Tuesday, January 28, 2014
Movie Review: August: Osage County
Oscar Nominations: Best Actress (Meryl Streep), Best Supporting Actress (Julia Roberts) (2 nominations total)
August: Osage County (and that's pronounced "O-sāj," second syllable like the herb) is based on the play by Tracy Letts, which won the 2008 Pulitzer Prize for Drama. The synopsis of the plot is that a man dies and his children and widow come together in the family home in rural Oklahoma and confront some of the family demons.
This movie was filmed at least in part in Pawhuska, Oklahoma. I have never been to Pawhuska, but I've been to the area. There is nothing around there. The closest town that might be easily accessible is Vinita, which is right off I-40. It boasts two ATMs, only one of which was working on my last trip through. The turnpike gate for Vinita only accepts cash. There is a Braums which has a surprising variety of gluten free options in its mini grocery, but I purchased neither food nor ice cream from that establishment.
Pawhuska's most recent census puts the population at around 3600 people, last the internet knew. It is the capital of the Osage Nation, according to Wikipedia. I have no doubt this is true, but have not accessed the Osage Nation's website to verify this.
Mr. Letts is originally from Tulsa and grew up in Durant, so these facts are well familiar to him, in the abstract historical sense if not in my concrete knowledge of 3 weeks ago. The movie is a testament to this fact, as the crew, casting people, and voice coaches all contributed to making sure it got the stifling emptiness of this area absolutely right.
I am not unbiased in watching this movie. It was really good, and the performances were spot on, and yet I kept getting caught up by little things. Barbara (Julia Roberts), the oldest daughter refers to the plains as a "spiritual affliction, like the blues." Do I ever understand that; I love my home state and yet when I go back, I feel like I can't breathe, like there is so much emptiness that it will swallow me, all unwilling, wiping me and all of my efforts and talents off the face of the world, and I will never make it out again. I resent that. And yet... and yet. It's beautiful, in its way. It shines golden, and I know that there are good things there. I miss it, even as I know I can't ever live there again. I hear the voice of another bitter, sad Oklahoma expatriate in the words of Tracy Letts, and I feel its echo painfully in my own heart.

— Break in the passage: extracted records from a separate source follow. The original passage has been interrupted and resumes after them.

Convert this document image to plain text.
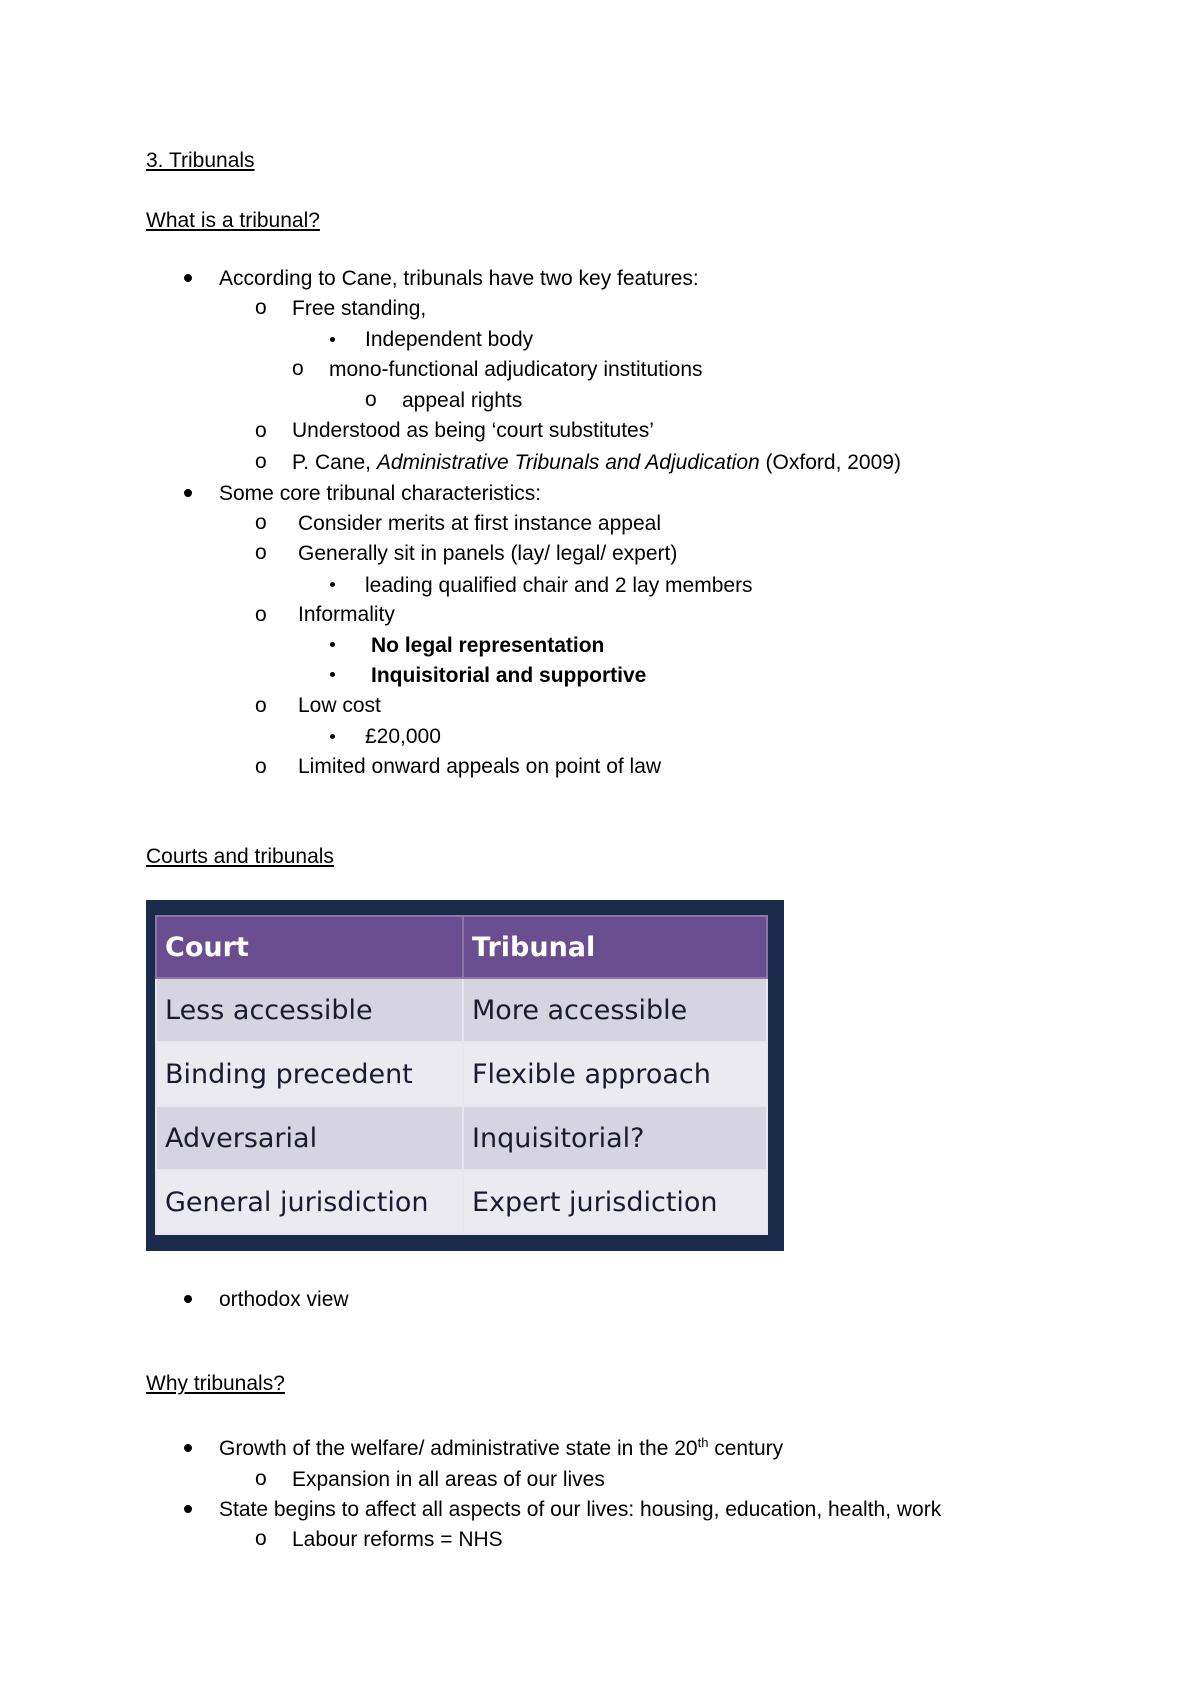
3. Tribunals
What is a tribunal?
According to Cane, tribunals have two key features:
o Free standing,
Independent body
o mono-functional adjudicatory institutions
o appeal rights
o Understood as being ‘court substitutes’
o P. Cane, Administrative Tribunals and Adjudication (Oxford, 2009)
Some core tribunal characteristics:
o Consider merits at first instance appeal
o Generally sit in panels (lay/ legal/ expert)
leading qualified chair and 2 lay members
o Informality
No legal representation
Inquisitorial and supportive
o Low cost
£20,000
o Limited onward appeals on point of law
Courts and tribunals
Court	Tribunal
Less accessible	More accessible
Binding precedent	Flexible approach
Adversarial	Inquisitorial?
General jurisdiction	Expert jurisdiction
orthodox view
Why tribunals?
Growth of the welfare/ administrative state in the 20th century
o Expansion in all areas of our lives
State begins to affect all aspects of our lives: housing, education, health, work
o Labour reforms = NHS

Maudlin thoughts of birthplaces aside. the movie holds a lot of pain, and a lot of love held at arms length, wielded like a knife. Addiction and the petty ugliness of its associated minor mental illnesses is pretty barefaced in this movie, as well as the pain of being the loved one of a person struggling with these problems. I was reminded of so many people I knew growing up as I watched this; so many people who fought with so much pain and self-inflicted and external suckage, all with those accents, with those words, with those phrases. Johnna (played by Misty Updike) provided all the oxygen in this film for me; the scenes she was in let me breathe again, and I was grateful for her (an amazing performance, btw, the moreso for being so quiet). This is a female driven film, and it is a masterpiece of ensemble work and deserves, I think, more attention than it's gotten.
It's a hard movie to watch. It will likely be less so for someone who isn't me, but possibly moreso for those who personally suffered from the demons trapped within the movie's fictional Pawhuska walls. It was funny in places, when it meant to be, and I highly recommend that you see it. But at the same time, I can't say I'll see it again. Thinking about it feels like something pressing on my chest, and that's not particularly pleasant. Meryl Streep was really, really good, as was Julia Roberts, and I'm glad they were both in it. I don't know that I'd choose them for their respective categories, though. Should either of them get the award, however, I would not feel that things had gone amiss.